My biggest hangup with readdir is that it treats a directory in a way that's somewhat odd to most people. Usually, programmers don't think of a directory as a stream, they think of it as a resource, or list, which glob provides. The name is better, the functionality is better, but the interface still leaves something to be desired.
glob pros:
3) No need to prepend the directory name onto items manually
Exception:
say for glob "*";
--output:--
1perl.pl
2perl.pl
2perl.pl.bak
3perl.pl
3perl.pl.bak
4perl.pl
data.txt
data1.txt
data2.txt
data2.txt.out
As far as I can tell, the rule for glob is: you must provide a full path to the directory to get full paths back. The Perl docs do not seem to mention that, and neither do any of the posts here.

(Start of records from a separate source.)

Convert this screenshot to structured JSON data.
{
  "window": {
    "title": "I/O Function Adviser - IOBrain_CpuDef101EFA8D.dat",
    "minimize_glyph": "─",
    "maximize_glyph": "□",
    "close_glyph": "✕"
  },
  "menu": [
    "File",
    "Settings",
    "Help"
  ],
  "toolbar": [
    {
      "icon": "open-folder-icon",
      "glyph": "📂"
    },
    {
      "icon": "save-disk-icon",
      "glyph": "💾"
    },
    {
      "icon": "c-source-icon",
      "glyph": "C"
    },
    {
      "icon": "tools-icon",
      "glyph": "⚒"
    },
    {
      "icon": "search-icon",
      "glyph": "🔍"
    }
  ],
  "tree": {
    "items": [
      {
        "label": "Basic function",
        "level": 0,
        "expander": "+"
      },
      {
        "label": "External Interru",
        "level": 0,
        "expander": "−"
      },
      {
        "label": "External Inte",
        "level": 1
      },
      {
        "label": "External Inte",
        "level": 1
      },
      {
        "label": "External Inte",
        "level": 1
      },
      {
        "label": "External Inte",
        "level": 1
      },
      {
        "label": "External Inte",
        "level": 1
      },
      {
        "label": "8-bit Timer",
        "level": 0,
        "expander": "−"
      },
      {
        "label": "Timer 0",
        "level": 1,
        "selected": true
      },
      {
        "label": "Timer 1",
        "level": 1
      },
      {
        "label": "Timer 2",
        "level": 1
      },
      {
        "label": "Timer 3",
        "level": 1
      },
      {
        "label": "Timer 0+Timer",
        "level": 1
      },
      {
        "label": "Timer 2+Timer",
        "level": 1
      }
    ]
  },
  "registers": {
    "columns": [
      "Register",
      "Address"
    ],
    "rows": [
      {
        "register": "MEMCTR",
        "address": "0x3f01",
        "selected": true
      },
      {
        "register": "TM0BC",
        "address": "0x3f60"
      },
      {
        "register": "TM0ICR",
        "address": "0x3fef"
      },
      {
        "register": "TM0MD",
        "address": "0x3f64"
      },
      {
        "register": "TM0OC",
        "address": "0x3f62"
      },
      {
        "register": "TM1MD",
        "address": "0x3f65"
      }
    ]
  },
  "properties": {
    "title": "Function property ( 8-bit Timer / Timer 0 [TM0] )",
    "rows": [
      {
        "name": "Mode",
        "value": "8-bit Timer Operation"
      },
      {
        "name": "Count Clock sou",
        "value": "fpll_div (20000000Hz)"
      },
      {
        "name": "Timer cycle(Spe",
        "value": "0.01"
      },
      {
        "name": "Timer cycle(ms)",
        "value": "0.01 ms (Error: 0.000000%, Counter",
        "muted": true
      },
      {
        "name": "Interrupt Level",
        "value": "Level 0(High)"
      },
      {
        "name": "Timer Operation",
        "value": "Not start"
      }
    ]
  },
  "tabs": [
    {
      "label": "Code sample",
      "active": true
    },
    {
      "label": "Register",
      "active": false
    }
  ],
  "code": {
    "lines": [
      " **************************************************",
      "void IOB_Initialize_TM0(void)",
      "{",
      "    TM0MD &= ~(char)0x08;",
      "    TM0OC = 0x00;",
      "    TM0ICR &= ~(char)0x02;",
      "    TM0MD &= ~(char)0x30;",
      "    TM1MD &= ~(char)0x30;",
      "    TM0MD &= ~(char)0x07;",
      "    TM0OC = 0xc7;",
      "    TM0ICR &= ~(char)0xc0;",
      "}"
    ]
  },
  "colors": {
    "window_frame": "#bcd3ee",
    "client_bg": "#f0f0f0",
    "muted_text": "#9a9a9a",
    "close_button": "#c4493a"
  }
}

That means that glob can be used in place of readdir when you want just filenames (rather than full paths), and you don't want hidden files returned, i.e. ones starting with '.'. For example,
chdir ("../..");
say for glob("*");
On a similar note, File::Slurp has a function called read_dir.
Since I use File::Slurp's other functions a lot in my scripts, read_dir has also become a habit.
It also has following options: err_mode, prefix, and keep_dot_dot.
First, do some reading. Chapter 9.6. of the Perl Cookbook outlines the point I want to get to nicely, just under the discussion heading.
Secondly, do a search for glob and dosglob in your Perl directory. While many different sources (ways to get the file list) can be used, the reason why I point you to dosglob is that if you happen to be on a Windows platform (and using the dosglob solution), it is actually using opendir/readdir/closedir. Other versions use built-in shell commands or precompiled OS specific executables.
If you know you are targetting a specific platform, you can use this information to your advantage. Just for reference I looked into this on Strawberry Perl Portable edition 5.12.2, so things may be slightly different on newer or original versions of Perl.